Эта открытка хранится у меня до сих пор. Что характерно, написана она карандашом; текст немного смазан, но еще вполне читаем. Подписи нет, но ошибиться в авторстве невозможно:

Ричард Старик

как ты там – мерзнешь? здесь очень даже тепло. Мы живем в Пенсионе (орф.) Я заказал по ошибке Устриц вчера в ресторане это было что-то жуткое но Генри взял и все съел. Еще здесь все чертовы католики. Arrivederci, до скорого.

Фрэнсис и близнецы задавали, и не раз, вопросы о моем новом адресе. “Где ты сейчас живешь?” – черным цветом спрашивал Чарльз. “Правда, где?” – вторила Камилла красным. (Она писала чернилами особого, рыжеватого оттенка, при виде которого в моем сознании звучал вживую ее нежный, с хрипотцой голос, лишь обостряя мою тоску по ней.) Я не мог дать им обратный адрес и поэтому оставлял их вопросы без ответа, наполняя письма пространными рассуждениями о снеге, красоте, одиночестве и тому подобном. Я часто думал, какой странной должна была казаться моя жизнь далеким адресатам моих бесстрастных посланий. Они повествовали о каком-то безликом существовании, описывали жизнь во всех ее проявлениях, но без малейших подробностей, постоянно испытывали терпение читателя размытыми, туманными пассажами. Изменив несколько дат и реалий, их легко можно было бы выдать за письма Гаутамы.

Я писал эти письма по утрам в кабинете, в библиотеке, в коридорах Общин, где по вечерам оставался до тех пор, пока уборщицы не объявляли мне, что здание закрывается. Вся моя жизнь укладывалась в те разрозненные отрезки времени, которые удавалось провести в общественных местах. Мне казалось, что я брожу по вокзалу, а моего поезда все нет и нет. И словно один из тех призраков, которые поздней ночью спрашивают у пассажиров, когда отправляется полуночный экспресс, потерпевший крушение лет двадцать назад, я переходил из одного зала ожидания в другой, пока не наступал тот жуткий миг, когда закрывалась последняя дверь. Я покидал уютный мир чужих людей и подслушанных за день разговоров и оказывался на улице, где неизменный холод пронизывал меня до костей. Я сразу забывал, что такое свет, что такое тепло. Никогда, никогда больше не смогу я согреться.

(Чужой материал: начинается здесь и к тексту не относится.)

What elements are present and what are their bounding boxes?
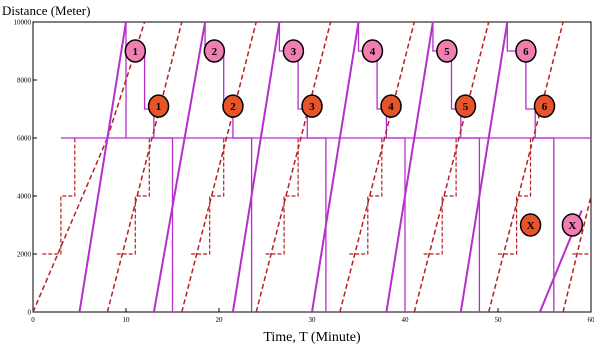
y-axis-ticks: 0 2000 4000 6000 8000 10000 bbox=[14, 19, 37, 317]
orange-badge bbox=[519, 213, 542, 237]
dashed-trajectory-line bbox=[106, 21, 146, 139]
magenta-step-line bbox=[204, 22, 253, 312]
pink-badge-label: X bbox=[568, 220, 576, 232]
orange-badge bbox=[380, 94, 402, 118]
dashed-trajectory-line bbox=[181, 21, 257, 313]
dashed-trajectory-line bbox=[32, 137, 109, 313]
orange-badge-label: 4 bbox=[388, 101, 394, 113]
x-tick-label: 60 bbox=[588, 316, 594, 324]
x-tick-label: 0 bbox=[31, 316, 35, 324]
dashed-step-line bbox=[265, 138, 299, 255]
x-tick-label: 40 bbox=[402, 316, 410, 324]
dashed-step-line bbox=[42, 138, 76, 255]
orange-badge bbox=[301, 94, 323, 118]
magenta-step-line bbox=[357, 22, 406, 312]
pink-badge-label: 1 bbox=[133, 46, 139, 58]
dashed-step-line bbox=[191, 138, 225, 255]
magenta-trajectory-line bbox=[311, 21, 360, 313]
orange-badge bbox=[533, 94, 556, 118]
dashed-trajectory-line bbox=[562, 195, 592, 313]
pink-badge-label: 2 bbox=[212, 46, 218, 58]
pink-badge bbox=[282, 39, 305, 63]
magenta-trajectory-line bbox=[78, 21, 127, 313]
pink-badge-label: 5 bbox=[444, 46, 450, 58]
magenta-trajectory-line bbox=[152, 21, 207, 313]
dashed-step-line bbox=[423, 138, 457, 255]
orange-badge bbox=[454, 94, 477, 118]
pink-badge bbox=[436, 39, 458, 63]
y-tick-label: 8000 bbox=[17, 77, 32, 85]
orange-badge-label: 6 bbox=[542, 101, 548, 113]
dashed-trajectory-line bbox=[339, 21, 416, 313]
pink-badge-label: 4 bbox=[370, 46, 376, 58]
x-tick-label: 20 bbox=[216, 316, 224, 324]
plot-frame bbox=[32, 21, 592, 313]
pink-badge-label: 3 bbox=[291, 46, 297, 58]
y-axis-title: Distance (Meter) bbox=[2, 3, 90, 18]
pink-badge bbox=[124, 39, 147, 63]
step-lines bbox=[42, 22, 591, 312]
magenta-trajectory-line bbox=[459, 21, 509, 313]
orange-badge-label: 2 bbox=[230, 101, 236, 113]
y-tick-label: 6000 bbox=[17, 135, 32, 143]
magenta-step-line bbox=[506, 22, 555, 312]
x-tick-label: 50 bbox=[495, 316, 503, 324]
orange-badge bbox=[222, 94, 244, 118]
x-tick-label: 10 bbox=[123, 316, 131, 324]
y-tick-label: 0 bbox=[28, 309, 32, 317]
orange-badge-label: 3 bbox=[309, 101, 315, 113]
annotation-badges: 1 2 3 4 5 6 X 1 2 3 4 5 6 X bbox=[124, 39, 584, 237]
dashed-step-line bbox=[116, 138, 150, 255]
dashed-step-line bbox=[498, 138, 532, 255]
orange-badge-label: 1 bbox=[156, 101, 162, 113]
pink-badge bbox=[361, 39, 384, 63]
magenta-step-line bbox=[432, 22, 481, 312]
magenta-trajectory-line bbox=[231, 21, 281, 313]
y-tick-label: 2000 bbox=[17, 251, 32, 259]
orange-badge-label: 5 bbox=[463, 101, 469, 113]
x-axis-title: Time, T (Minute) bbox=[263, 330, 361, 345]
dashed-trajectory-line bbox=[255, 21, 332, 313]
orange-badge-label: X bbox=[527, 220, 535, 232]
pink-badge bbox=[515, 39, 537, 63]
orange-badge bbox=[147, 94, 170, 118]
pink-badge-label: 6 bbox=[523, 46, 529, 58]
dashed-step-line bbox=[349, 138, 383, 255]
dashed-trajectory-line bbox=[106, 21, 183, 313]
y-tick-label: 10000 bbox=[14, 19, 32, 27]
pink-badge bbox=[561, 213, 584, 237]
magenta-trajectory-line bbox=[385, 21, 434, 313]
pink-badge bbox=[203, 39, 226, 63]
dashed-trajectory-line bbox=[487, 21, 564, 313]
x-tick-label: 30 bbox=[309, 316, 317, 324]
trajectory-lines bbox=[32, 21, 592, 313]
magenta-step-line bbox=[125, 22, 174, 312]
y-tick-label: 4000 bbox=[17, 193, 32, 201]
dashed-trajectory-line bbox=[413, 21, 490, 313]
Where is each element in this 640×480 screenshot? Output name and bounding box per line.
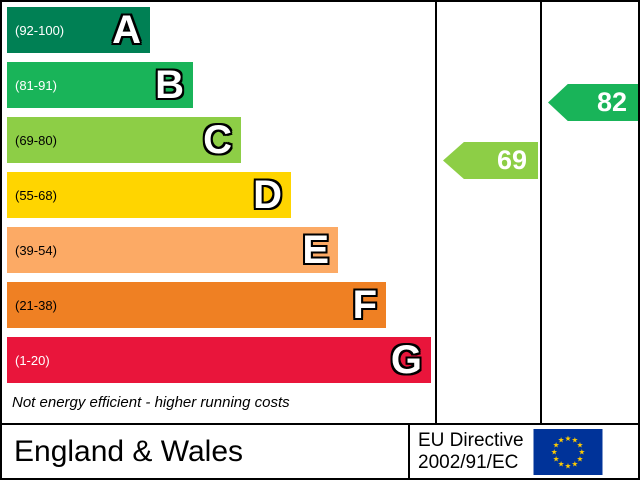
svg-text:★: ★ bbox=[571, 459, 578, 468]
eu-directive-line1: EU Directive bbox=[418, 429, 524, 451]
svg-text:★: ★ bbox=[552, 454, 559, 463]
eu-flag-icon: ★ ★ ★ ★ ★ ★ ★ ★ ★ ★ ★ ★ bbox=[533, 428, 603, 475]
footer-directive-cell: EU Directive 2002/91/EC ★ ★ ★ ★ ★ ★ ★ ★ … bbox=[410, 425, 638, 478]
band-range-label: (92-100) bbox=[15, 22, 65, 38]
svg-text:★: ★ bbox=[578, 447, 585, 456]
epc-band-e: (39-54) E bbox=[7, 227, 338, 273]
footer-region-cell: England & Wales bbox=[2, 425, 410, 478]
region-label: England & Wales bbox=[14, 434, 244, 468]
certificate-footer: England & Wales EU Directive 2002/91/EC … bbox=[2, 425, 638, 478]
current-rating-arrow: 69 bbox=[443, 142, 538, 179]
eu-directive-line2: 2002/91/EC bbox=[418, 451, 519, 473]
svg-text:★: ★ bbox=[550, 447, 557, 456]
potential-rating-arrow: 82 bbox=[548, 84, 638, 121]
band-range-label: (39-54) bbox=[15, 242, 57, 258]
svg-text:★: ★ bbox=[576, 440, 583, 449]
rating-chart-area: (92-100) A (81-91) B (69-80) C (55-68) D… bbox=[2, 2, 638, 425]
potential-rating-value: 82 bbox=[596, 87, 627, 117]
svg-text:★: ★ bbox=[552, 440, 559, 449]
efficiency-footnote: Not energy efficient - higher running co… bbox=[12, 394, 290, 411]
epc-band-d: (55-68) D bbox=[7, 172, 291, 218]
band-range-label: (1-20) bbox=[15, 352, 50, 368]
potential-column-divider bbox=[540, 2, 542, 423]
band-range-label: (55-68) bbox=[15, 187, 57, 203]
band-letter: C bbox=[203, 118, 232, 162]
epc-band-a: (92-100) A bbox=[7, 7, 150, 53]
svg-text:★: ★ bbox=[557, 459, 564, 468]
svg-text:★: ★ bbox=[564, 433, 571, 442]
eu-directive-label: EU Directive 2002/91/EC bbox=[418, 430, 524, 474]
epc-band-g: (1-20) G bbox=[7, 337, 431, 383]
band-letter: B bbox=[155, 63, 184, 107]
svg-text:★: ★ bbox=[571, 435, 578, 444]
current-column-divider bbox=[435, 2, 437, 423]
svg-text:★: ★ bbox=[576, 454, 583, 463]
svg-text:★: ★ bbox=[557, 435, 564, 444]
epc-band-f: (21-38) F bbox=[7, 282, 386, 328]
band-range-label: (81-91) bbox=[15, 77, 57, 93]
band-letter: F bbox=[352, 283, 377, 327]
band-letter: G bbox=[390, 338, 422, 382]
epc-band-b: (81-91) B bbox=[7, 62, 193, 108]
svg-text:★: ★ bbox=[564, 461, 571, 470]
band-range-label: (21-38) bbox=[15, 297, 57, 313]
band-letter: A bbox=[112, 8, 141, 52]
current-rating-value: 69 bbox=[496, 145, 527, 175]
band-range-label: (69-80) bbox=[15, 132, 57, 148]
epc-band-c: (69-80) C bbox=[7, 117, 241, 163]
band-letter: E bbox=[302, 228, 329, 272]
band-letter: D bbox=[253, 173, 282, 217]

Я научился становиться невидимым и достиг в этом деле совершенства. Я мог провести два часа за чашкой кофе и четыре за обедом, а официантки даже не смотрели в мою сторону. Уборщицы, выставлявшие меня из Общин под закрытие, вряд ли отдавали себе отчет в том, что каждый вечер обращаются к одному и тому же человеку дважды. По воскресеньям, набросив на плечи плащ-невидимку, я иногда по шесть часов кряду сидел в приемной врача, безмятежно листая “Янки” (“Дары моря на острове Каттиханк”) или “Ридерз дайджест” (“Десять способов помочь больной спине!”), и ни медсестра, ни врач, ни ожидавшие своей очереди пациенты не подозревали о моем присутствии.

Однако, как и человек-невидимка из романа Уэллса, я обнаружил, что за чудесный дар приходится расплачиваться, и в моем случае ценой так же оказалось некоторое помрачение рассудка. Мне стало казаться, что люди не замечают мой взгляд и лишь по воле случая не проходят сквозь меня. Мои суеверия стали сгущаться в подобие мании. Я начал твердо верить, что рано или поздно одна из шатких железных ступенек, ведущих в мою комнату, отвалится и я рухну вниз и сломаю себе шею или, хуже того, ногу (в последнем случае я наверняка замерзну или умру с голоду, прежде чем Лео придет мне на помощь). Однажды, когда я быстро и без малейшего страха одолел лестницу, я поймал себя на том, что у меня в голове вертится старая песенка Брайана Ино (“И в Нью-Дели, и в Гонконге знают, это ненадолго…”), и с тех пор я обязательно напевал ее всякий раз, когда поднимался или спускался по злосчастным ступенькам.